This is a written plan designed to minimise employee exposure to blood or potentially infectious materials whilst performing their daily duties.
Those working in the operating rooms and sterilization departments are continuously exposed to blood and potentially infectious materials, thus it would seem logical to have an exposure control plan in place.
We can be exposed to harmful materials via the skin, the eyes, mucous membranes, though a sharps injury or a splash in the face or mouth.
Applicable departments should have a plan that:
- identifies who is at risk (what category of staff)
- that covers managements of sharps
- incorporates health waste management
- includes the hospital SOP on the management of needle stick injuries
The goal of such a document is to prevent or minimise potential exposure to blood and other potentially infectious materials, such as vaginal secretions, semen, pleural fluid, saliva, cerebrospinal fluid and amniotic fluid i.e. human body fluids
Aspects to consider when minimising risks include:
- wearing PPE
- safe transport of infectious materials
- safe management of needles and blades
- investigating/recoding analysing needle stick injury incidents
To learn how to safely attach or remove a Swann Morton Surgical Blade, simply follow these simple instructions:
Never drop a blade from the protective packaging into a metal bowl as this can reduce the keenness of the cutting edge. Remember to handle sharps carefully.

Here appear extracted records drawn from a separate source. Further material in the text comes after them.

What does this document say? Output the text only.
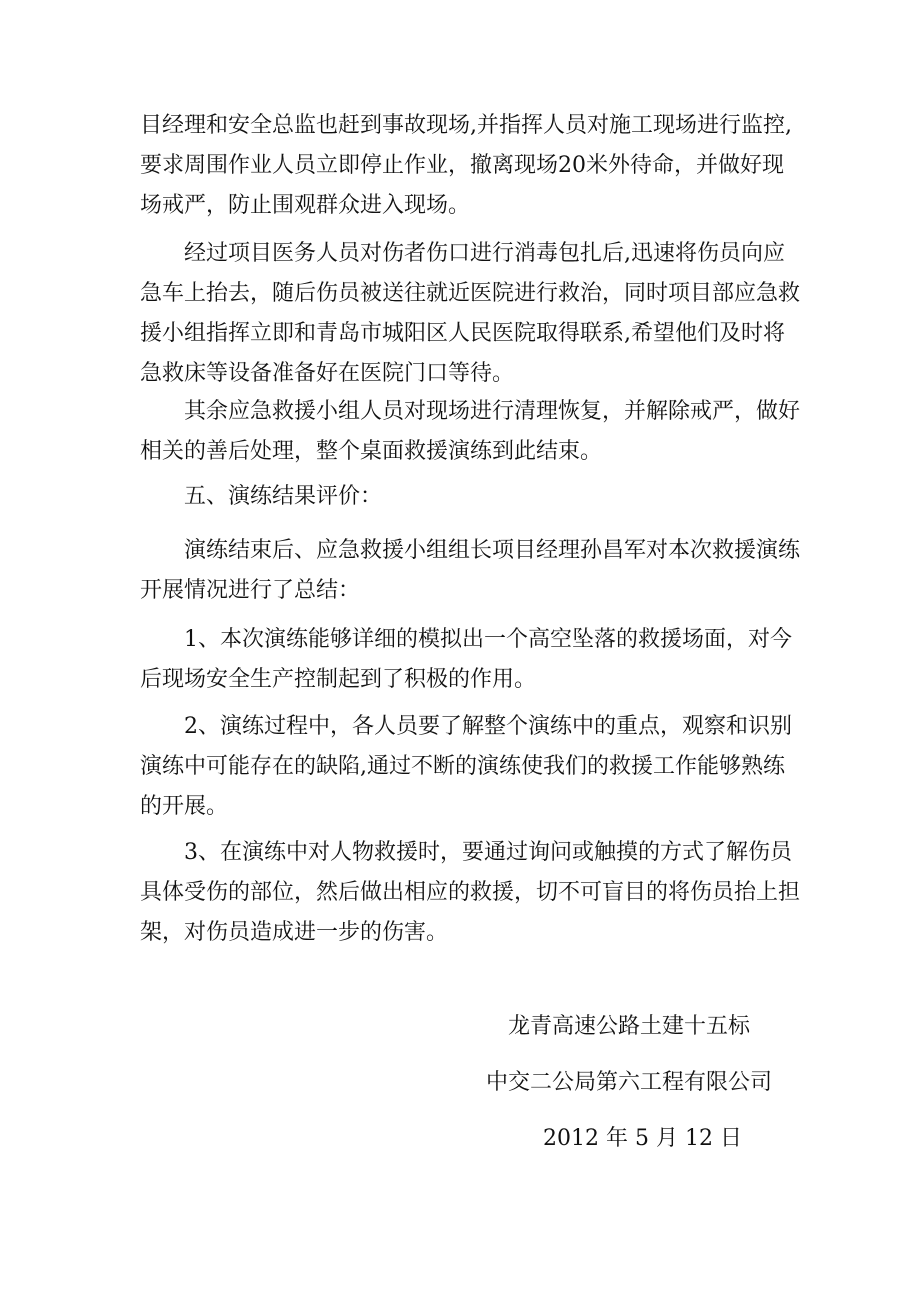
目经理和安全总监也赶到事故现场,并指挥人员对施工现场进行监控,
要求周围作业人员立即停止作业，撤离现场20米外待命，并做好现
场戒严，防止围观群众进入现场。
经过项目医务人员对伤者伤口进行消毒包扎后,迅速将伤员向应
急车上抬去，随后伤员被送往就近医院进行救治，同时项目部应急救
援小组指挥立即和青岛市城阳区人民医院取得联系,希望他们及时将
急救床等设备准备好在医院门口等待。
其余应急救援小组人员对现场进行清理恢复，并解除戒严，做好
相关的善后处理，整个桌面救援演练到此结束。
五、演练结果评价：
演练结束后、应急救援小组组长项目经理孙昌军对本次救援演练
开展情况进行了总结：
1、本次演练能够详细的模拟出一个高空坠落的救援场面，对今
后现场安全生产控制起到了积极的作用。
2、演练过程中，各人员要了解整个演练中的重点，观察和识别
演练中可能存在的缺陷,通过不断的演练使我们的救援工作能够熟练
的开展。
3、在演练中对人物救援时，要通过询问或触摸的方式了解伤员
具体受伤的部位，然后做出相应的救援，切不可盲目的将伤员抬上担
架，对伤员造成进一步的伤害。

龙青高速公路土建十五标

中交二公局第六工程有限公司

2012 年 5 月 12 日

How to attach a Surgical Blade
- Grip blade with forceps, or similar, avoiding contact with cutting edge.
- Hold handle in left hand with bayonet fitting uppermost.
- Place blade partway over handle fitting and engage slots.
- Slide blade until it clicks into position.
- To improve assembly, flex blade slightly upwards when sliding onto the handle.
How to remove a Surgical Blade:
- Grip blade with forceps, or similar.
- Lift heel of blade at point ‘A’ with tip of finger, avoiding contact with cutting edge and carefully slide the blade away from the handle.